Thursday, May 11, 2017, 11:50 AM ET|Posted by Will Richmond
comScore has taken the wraps off comScore OTT Intelligence, a new syndicated service that measures U.S. viewership of OTT content like Netflix, Amazon, Hulu and others on connected TVs. Subscribers to the comScore service access the data through a dashboard that includes household reach, audience size, demographics and other metrics.
The data is drawn from comScore’s Total Home Panel, which measures viewership in over 12,500 U.S. households with over 150,000 active devices per month.
The comScore service debuts as watching premium video on connected TVs has become a completely mainstream consumer behavior, chipping away at the traditional dominance of pay-TV and TV networks. Just 2 weeks ago, Leichtman Research Group revealed that 69% of U.S. TV households have at least one TV connected to the Internet, with three-quarters of these homes having more than one connected TV.
LRG said that 25% of adults watch video using a connected TV on a daily basis, up from just 1% in 2010. Further, 43% of adults age 18-34 watch video on a connected TV device daily. FreeWheel found that in Q4’16, 27% of ad views in premium video occurred on connected TVs, up from 8% in Q4 ’14.
Illustrating the shift to connected TV consumption, especially for long-form content, Netflix reported that at the end of March, 2017, it had nearly 50 million paid members.

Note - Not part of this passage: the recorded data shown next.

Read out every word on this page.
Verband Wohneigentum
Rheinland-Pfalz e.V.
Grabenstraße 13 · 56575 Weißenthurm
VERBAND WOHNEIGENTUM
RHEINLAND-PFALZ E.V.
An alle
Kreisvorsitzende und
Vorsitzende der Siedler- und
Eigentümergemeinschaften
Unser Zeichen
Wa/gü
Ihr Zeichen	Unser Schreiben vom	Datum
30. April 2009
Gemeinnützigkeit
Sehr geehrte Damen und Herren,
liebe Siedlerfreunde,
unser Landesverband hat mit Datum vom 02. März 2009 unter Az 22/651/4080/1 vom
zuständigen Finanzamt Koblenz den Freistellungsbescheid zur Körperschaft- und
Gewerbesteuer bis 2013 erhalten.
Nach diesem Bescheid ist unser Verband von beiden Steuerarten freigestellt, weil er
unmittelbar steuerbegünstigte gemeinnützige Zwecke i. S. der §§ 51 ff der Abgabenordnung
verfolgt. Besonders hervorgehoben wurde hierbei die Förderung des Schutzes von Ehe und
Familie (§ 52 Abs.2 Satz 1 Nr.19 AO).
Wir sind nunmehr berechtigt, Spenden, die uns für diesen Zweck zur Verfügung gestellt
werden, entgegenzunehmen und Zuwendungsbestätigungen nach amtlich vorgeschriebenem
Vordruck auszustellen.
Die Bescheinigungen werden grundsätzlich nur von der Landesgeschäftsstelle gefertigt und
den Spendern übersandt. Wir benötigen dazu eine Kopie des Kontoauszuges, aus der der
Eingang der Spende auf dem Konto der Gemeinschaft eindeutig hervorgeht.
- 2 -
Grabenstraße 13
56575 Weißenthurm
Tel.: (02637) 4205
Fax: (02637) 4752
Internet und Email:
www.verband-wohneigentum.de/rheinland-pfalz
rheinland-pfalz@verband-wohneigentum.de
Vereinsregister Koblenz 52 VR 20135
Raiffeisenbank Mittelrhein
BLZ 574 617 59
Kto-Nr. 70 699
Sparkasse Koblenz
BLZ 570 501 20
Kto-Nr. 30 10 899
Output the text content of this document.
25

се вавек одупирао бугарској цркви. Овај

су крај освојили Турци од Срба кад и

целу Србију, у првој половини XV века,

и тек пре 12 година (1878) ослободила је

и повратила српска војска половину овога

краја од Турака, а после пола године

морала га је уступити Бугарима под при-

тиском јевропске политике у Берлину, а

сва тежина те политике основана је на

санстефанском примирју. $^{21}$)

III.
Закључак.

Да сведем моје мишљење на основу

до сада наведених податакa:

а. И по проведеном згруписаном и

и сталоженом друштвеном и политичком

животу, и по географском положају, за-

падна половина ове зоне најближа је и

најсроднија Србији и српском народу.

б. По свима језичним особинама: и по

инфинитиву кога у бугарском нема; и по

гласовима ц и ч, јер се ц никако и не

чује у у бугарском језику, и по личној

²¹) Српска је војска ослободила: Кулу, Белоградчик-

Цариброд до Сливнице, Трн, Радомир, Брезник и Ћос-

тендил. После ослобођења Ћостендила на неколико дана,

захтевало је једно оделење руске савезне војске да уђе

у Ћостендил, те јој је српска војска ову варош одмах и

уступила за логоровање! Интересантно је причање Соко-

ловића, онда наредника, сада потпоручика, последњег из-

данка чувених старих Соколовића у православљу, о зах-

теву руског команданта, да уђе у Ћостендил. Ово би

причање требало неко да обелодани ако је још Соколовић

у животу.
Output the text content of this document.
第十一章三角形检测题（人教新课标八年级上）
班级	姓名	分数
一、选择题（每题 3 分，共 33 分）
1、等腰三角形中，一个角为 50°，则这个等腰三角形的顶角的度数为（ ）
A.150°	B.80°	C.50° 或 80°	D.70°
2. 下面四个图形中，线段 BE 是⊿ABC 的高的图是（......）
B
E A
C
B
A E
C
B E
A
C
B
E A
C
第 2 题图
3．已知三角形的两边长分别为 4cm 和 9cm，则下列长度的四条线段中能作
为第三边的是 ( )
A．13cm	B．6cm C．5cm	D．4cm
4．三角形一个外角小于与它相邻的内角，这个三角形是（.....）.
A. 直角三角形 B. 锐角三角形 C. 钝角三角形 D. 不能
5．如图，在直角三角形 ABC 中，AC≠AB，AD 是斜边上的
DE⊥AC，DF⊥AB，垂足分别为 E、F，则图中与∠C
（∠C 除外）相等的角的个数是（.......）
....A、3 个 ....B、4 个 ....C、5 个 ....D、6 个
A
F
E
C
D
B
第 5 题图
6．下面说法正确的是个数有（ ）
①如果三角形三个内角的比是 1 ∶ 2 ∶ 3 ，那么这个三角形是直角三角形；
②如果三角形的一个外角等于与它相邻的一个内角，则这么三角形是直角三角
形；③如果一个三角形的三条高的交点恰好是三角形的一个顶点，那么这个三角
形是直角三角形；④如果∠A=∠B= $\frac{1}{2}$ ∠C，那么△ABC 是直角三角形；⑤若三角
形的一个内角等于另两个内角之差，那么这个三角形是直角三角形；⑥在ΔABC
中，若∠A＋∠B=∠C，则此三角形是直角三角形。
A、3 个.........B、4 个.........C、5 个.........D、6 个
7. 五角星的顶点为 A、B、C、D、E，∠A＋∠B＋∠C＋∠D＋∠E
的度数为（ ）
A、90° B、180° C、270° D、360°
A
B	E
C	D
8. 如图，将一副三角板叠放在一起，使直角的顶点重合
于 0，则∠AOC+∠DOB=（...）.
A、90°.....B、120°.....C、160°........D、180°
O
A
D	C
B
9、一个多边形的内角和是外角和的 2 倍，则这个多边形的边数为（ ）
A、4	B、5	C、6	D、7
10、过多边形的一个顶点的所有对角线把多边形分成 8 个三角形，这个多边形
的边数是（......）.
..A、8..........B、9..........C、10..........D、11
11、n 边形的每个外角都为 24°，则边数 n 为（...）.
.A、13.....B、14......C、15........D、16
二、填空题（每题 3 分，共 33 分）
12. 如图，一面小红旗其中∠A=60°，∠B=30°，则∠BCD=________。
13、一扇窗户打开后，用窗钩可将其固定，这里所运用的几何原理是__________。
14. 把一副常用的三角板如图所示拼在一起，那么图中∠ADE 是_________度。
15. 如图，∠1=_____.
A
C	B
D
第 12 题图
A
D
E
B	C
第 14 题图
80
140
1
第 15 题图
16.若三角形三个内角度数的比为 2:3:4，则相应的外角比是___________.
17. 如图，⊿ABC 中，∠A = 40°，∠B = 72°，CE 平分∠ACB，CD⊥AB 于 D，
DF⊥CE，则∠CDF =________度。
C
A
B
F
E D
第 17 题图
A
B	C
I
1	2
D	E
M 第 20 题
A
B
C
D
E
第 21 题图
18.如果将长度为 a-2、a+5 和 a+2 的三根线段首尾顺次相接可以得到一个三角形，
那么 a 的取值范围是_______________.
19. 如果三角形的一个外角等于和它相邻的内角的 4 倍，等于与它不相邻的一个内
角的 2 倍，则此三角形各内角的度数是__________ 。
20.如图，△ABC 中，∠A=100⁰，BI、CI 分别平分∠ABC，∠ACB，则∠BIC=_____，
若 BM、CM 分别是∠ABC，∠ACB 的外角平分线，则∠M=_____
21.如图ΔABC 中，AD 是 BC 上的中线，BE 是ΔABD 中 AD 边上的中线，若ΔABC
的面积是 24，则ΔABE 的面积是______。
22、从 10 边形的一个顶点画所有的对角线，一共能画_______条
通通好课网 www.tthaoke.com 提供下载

And according to MoffettNathanson, cord-cutting reached a new peak in Q1 ’17, with approximately 762K lost subscribers.
Clearly there’s ample evidence of the surging interest in using connected TVs for OTT content. And so understanding what Americans are actually watching and how they’re using their connected TVs is more critical than ever for everyone in the TV ecosystem.
Perhaps the most important behavior to analyze is how viewers are migrating from ad-supported video to ad-free video, as this directly affects advertisers who annually spend tens of billions of dollars to reach particular audiences via TV ads. Shrinking consumption of ad-supported content means further difficulty finding appropriate and sizable audiences for messages.
In fact, this was exactly the dynamic that drove YouTube to introduce a slate of ad-supported original shows at its Broadcast NewFront presentation last week. In an interview, Robert Kyncl, YouTube’s Chief Business Officer, said that big advertisers, concerned about the shift to ad-free viewing, had been asking YouTube to create long-form shows for a while. YouTube clearly believes it has spotted a market opportunity to create shows that serve advertisers’ interests with more inventory choices (whether consumers want more free ad-supported shows is an open question of course).
All of this means the comScore OTT Intelligence service comes along at a time when connected TV viewing is clearly becoming a staple across a huge swatch of U.S. homes. It is incumbent on any player in the TV industry who wants to keep pace with these changes to more closely understand what is actually happening in these living rooms and update their strategies accordingly.